Seminar by Nikhil Rasiwasia
Cross-modal Retrieval: Retrieval across different content modalities
Nikhil Rasiwasia
Yahoo Labs, Bangalore
Date: Friday, August 23rd, 2013
Time: 2:30 PM
Venue: CS101.
Abstract:
Multimedia data such as images, web pages, videos, music, etc. are now available in abundance. The increasing availability demands the development of novel representations to tackle the unique challenges posed by the multimedia content. The primary challenge being heterogeneous nature --- data with multiple information modalities --- of the content e.g. web pages which contain both images and text, videos which contain both images and audio, songs with associated lyrics, etc. In almost all these situations, different representations are adopted for different modalities, thereby making it nearly impossible to operate across them using traditional retrieval approaches. In this talk, the problem of cross-modal retrieval from multimedia repositories is considered. This problem addresses the design of retrieval systems that support queries across content modalities, e.g., using an image to search for texts. Two hypotheses are then investigated. The first is that low-level cross-modal correlations should be accounted for. The second is that the joint space should enable semantic abstraction.
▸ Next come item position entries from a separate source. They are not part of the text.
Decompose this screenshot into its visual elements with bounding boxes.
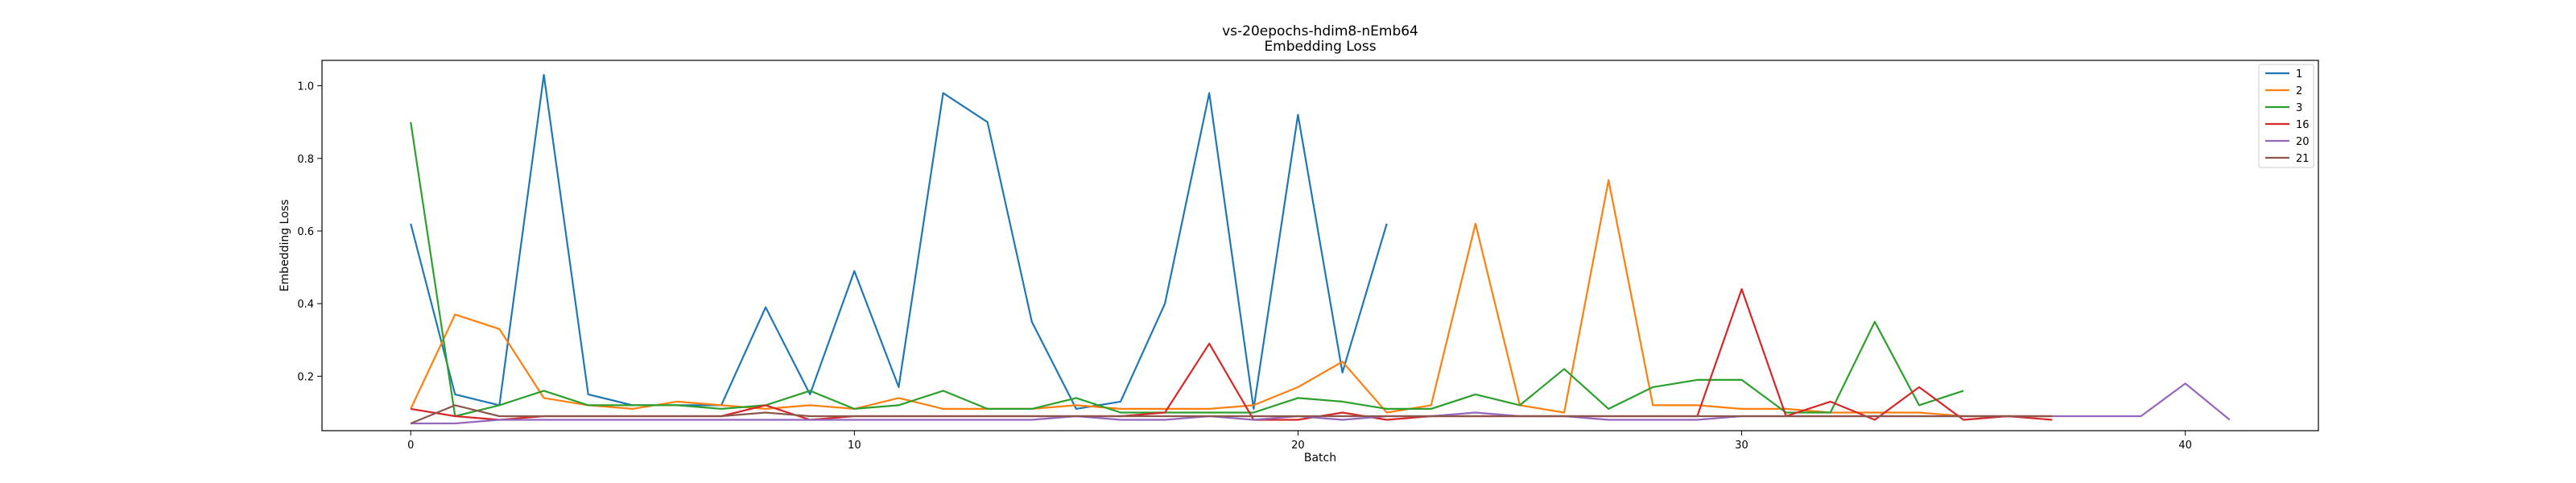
y-tick-label-4: 1.0: [297, 81, 314, 93]
x-tick-label-3: 30: [1735, 440, 1748, 452]
legend: 1 2 3 16 20 21: [2258, 64, 2314, 168]
legend-label-4: 20: [2296, 136, 2310, 148]
legend-label-0: 1: [2296, 68, 2302, 80]
chart-title: vs-20epochs-hdim8-nEmb64: [1222, 23, 1418, 39]
series-line-5: [410, 404, 2053, 425]
series-line-2: [410, 122, 1964, 418]
y-tick-label-2: 0.6: [297, 226, 314, 238]
y-tick-label-3: 0.8: [297, 154, 314, 166]
y-axis-label: Embedding Loss: [279, 200, 291, 292]
plot-lines: [410, 73, 2231, 425]
x-tick-label-0: 0: [407, 440, 414, 452]
legend-frame: [2258, 64, 2314, 168]
axis-ticks: 0 10 20 30 40 0.2 0.4 0.6 0.8 1.0: [297, 81, 2192, 452]
legend-label-2: 3: [2296, 102, 2302, 114]
chart-subtitle: Embedding Loss: [1264, 39, 1376, 55]
x-axis-label: Batch: [1304, 452, 1336, 464]
legend-label-5: 21: [2296, 153, 2310, 165]
y-tick-label-0: 0.2: [297, 371, 314, 383]
series-line-0: [410, 73, 1388, 410]
x-tick-label-4: 40: [2178, 440, 2192, 452]
x-tick-label-2: 20: [1291, 440, 1305, 452]
x-tick-label-1: 10: [848, 440, 861, 452]
legend-label-3: 16: [2296, 119, 2310, 131]
y-tick-label-1: 0.4: [297, 299, 314, 311]
legend-label-1: 2: [2296, 85, 2302, 97]
plot-frame: [321, 60, 2319, 431]
series-line-1: [410, 179, 2053, 418]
Three new solutions to the cross-modal retrieval problem are then derived from these hypotheses: correlation matching (CM), an unsupervised method which models cross-modal correlations, semantic matching (SM), a supervised technique that relies on semantic representation, and semantic correlation matching (SCM), which combines both. It is concluded that both hypotheses hold, in a complementary form, although the evidence in favor of the abstraction hypothesis is stronger than that for correlation.
About the speaker:
Nikhil Rasiwasia received the B.Tech degree in electrical engineering from Indian Institute of Technology Kanpur (India) in 2005. He received the MS and PhD degrees from the University of California, San Diego in 2007 and 2011 respectively, where he was a graduate student researcher at the Statistical Visual Computing Laboratory, in the ECE department. Currently, he is working as scientist for Yahoo Labs! Bangalore, India. In 2008, he was recognized as an `Emerging Leader in Multimedia' by IBM T. J. Watson Research. He also received the best student paper award at ACM Multimedia conference in 2010. His research interests are in the areas of computer vision and machine learning, in particular applying machine learning solutions to computer vision problems.